ブリタニカ国際大百科事典 小項目事典 「ツェルメロ」の意味・わかりやすい解説
ツェルメロ
Zermelo, Ernst Friedrich Ferdinand
[没]1953.5.21. フライブルク
ドイツの数学者。ベルリンのギムナジウム卒業後,ベルリン,ハレ,フライブルクの大学で,数学,物理,哲学を学ぶ。 1894年,変分法の研究によって学位を取る (ベルリン大学) 。その後ゲッティンゲンに行き,ゲッティンゲン大学私講師 (1899) ,同大学教授 (1905) になる。ツェルメロの名を不朽にしたのは,1904年,『数学年報』誌に発表されたわずか3ページ足らずの論文『整列可能定理』である。この証明のなかで,彼は「ツェルメロの公理」と呼ばれる,いわゆる選択公理を使い,この公理の是非は 20世紀の数学基礎論の大きな問題になった。 08年,もう1つの大きな業績である『集合論の基礎に関する研究』を『数学年報』誌に発表。

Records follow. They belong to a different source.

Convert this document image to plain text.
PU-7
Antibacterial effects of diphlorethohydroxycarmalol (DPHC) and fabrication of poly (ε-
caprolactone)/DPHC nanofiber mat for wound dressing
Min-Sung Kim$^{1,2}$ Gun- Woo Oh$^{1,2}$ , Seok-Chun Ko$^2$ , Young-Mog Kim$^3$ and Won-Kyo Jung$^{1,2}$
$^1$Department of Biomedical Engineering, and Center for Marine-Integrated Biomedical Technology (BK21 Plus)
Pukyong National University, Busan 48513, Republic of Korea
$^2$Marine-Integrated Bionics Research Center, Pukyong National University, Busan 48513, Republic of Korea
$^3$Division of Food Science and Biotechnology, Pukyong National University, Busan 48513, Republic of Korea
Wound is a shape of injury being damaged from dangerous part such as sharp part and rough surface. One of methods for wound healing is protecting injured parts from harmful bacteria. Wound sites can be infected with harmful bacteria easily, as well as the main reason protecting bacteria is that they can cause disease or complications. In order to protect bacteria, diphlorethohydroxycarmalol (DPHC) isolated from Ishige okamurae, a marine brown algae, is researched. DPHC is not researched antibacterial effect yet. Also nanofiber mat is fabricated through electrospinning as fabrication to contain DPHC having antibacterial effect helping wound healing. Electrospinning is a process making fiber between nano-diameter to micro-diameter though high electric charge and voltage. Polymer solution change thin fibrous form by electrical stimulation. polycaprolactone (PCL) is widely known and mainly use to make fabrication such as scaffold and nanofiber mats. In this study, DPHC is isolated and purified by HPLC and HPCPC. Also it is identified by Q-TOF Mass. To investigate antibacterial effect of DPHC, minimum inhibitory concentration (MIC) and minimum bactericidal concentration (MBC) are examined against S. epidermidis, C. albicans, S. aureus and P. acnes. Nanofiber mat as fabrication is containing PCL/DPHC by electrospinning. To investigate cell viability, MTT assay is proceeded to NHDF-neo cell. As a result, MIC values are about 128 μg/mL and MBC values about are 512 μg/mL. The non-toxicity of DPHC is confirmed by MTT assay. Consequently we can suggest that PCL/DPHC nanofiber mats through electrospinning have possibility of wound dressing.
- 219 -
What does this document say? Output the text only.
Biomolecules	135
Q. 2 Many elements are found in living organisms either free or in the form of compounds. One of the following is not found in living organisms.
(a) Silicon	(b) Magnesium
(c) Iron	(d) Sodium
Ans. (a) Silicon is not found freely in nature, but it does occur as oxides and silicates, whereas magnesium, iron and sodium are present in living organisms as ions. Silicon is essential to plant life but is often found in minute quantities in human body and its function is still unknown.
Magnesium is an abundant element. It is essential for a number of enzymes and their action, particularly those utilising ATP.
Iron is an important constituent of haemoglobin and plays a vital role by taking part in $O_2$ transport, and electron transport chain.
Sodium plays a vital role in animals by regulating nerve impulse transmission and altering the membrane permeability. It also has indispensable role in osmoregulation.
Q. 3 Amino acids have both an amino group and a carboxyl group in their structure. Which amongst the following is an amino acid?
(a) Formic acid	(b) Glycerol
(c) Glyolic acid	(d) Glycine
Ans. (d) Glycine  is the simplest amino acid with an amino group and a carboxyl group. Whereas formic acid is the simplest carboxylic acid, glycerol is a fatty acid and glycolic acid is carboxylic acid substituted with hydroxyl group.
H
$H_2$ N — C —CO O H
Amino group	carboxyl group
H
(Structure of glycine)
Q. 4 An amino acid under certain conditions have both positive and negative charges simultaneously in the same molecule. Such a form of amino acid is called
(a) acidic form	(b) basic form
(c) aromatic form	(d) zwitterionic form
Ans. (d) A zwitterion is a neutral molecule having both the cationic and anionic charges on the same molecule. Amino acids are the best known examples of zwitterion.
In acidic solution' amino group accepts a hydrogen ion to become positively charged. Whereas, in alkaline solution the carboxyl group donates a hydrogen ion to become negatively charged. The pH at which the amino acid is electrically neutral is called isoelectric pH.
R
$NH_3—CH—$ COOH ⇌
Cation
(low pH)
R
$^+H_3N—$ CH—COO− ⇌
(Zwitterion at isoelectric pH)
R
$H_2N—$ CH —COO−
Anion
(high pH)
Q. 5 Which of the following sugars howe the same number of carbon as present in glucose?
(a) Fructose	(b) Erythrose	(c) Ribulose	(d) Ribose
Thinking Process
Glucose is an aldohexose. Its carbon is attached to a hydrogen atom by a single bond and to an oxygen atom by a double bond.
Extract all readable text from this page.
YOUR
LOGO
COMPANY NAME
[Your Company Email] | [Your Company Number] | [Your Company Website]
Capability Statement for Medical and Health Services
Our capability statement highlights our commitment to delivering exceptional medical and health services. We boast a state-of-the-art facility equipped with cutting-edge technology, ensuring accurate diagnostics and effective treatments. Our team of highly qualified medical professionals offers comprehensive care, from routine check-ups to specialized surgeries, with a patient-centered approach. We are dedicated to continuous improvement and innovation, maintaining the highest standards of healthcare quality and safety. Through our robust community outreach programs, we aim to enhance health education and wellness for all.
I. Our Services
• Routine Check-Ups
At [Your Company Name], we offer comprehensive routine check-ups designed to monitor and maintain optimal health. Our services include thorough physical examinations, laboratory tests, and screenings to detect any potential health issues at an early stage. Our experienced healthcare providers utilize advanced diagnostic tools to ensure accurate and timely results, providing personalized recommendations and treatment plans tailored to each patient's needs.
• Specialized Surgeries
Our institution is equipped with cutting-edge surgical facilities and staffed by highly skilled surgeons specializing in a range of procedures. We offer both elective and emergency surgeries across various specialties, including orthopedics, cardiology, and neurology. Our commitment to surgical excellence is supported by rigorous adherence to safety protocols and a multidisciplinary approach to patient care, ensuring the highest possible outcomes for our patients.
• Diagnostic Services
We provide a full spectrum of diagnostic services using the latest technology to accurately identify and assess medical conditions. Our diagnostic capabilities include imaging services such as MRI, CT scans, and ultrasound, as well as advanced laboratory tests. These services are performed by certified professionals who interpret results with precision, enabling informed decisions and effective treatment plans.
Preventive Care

これは公理に基づいて集合論を展開することによって,集合論の逆理を排除することと,選択公理の合理性を明らかにすることを目的としており,それによって「ツェルメロの集合論 (集合論Z) 」が確立された。 10年チューリヒ大学教授になるが,健康を害して 16年辞任。 26年までシュワルツワルトで静養。 26年フライブルク大学教授。 35年ヒトラーの政治を不満として大学を退き,第2次世界大戦後 (46) 復職した。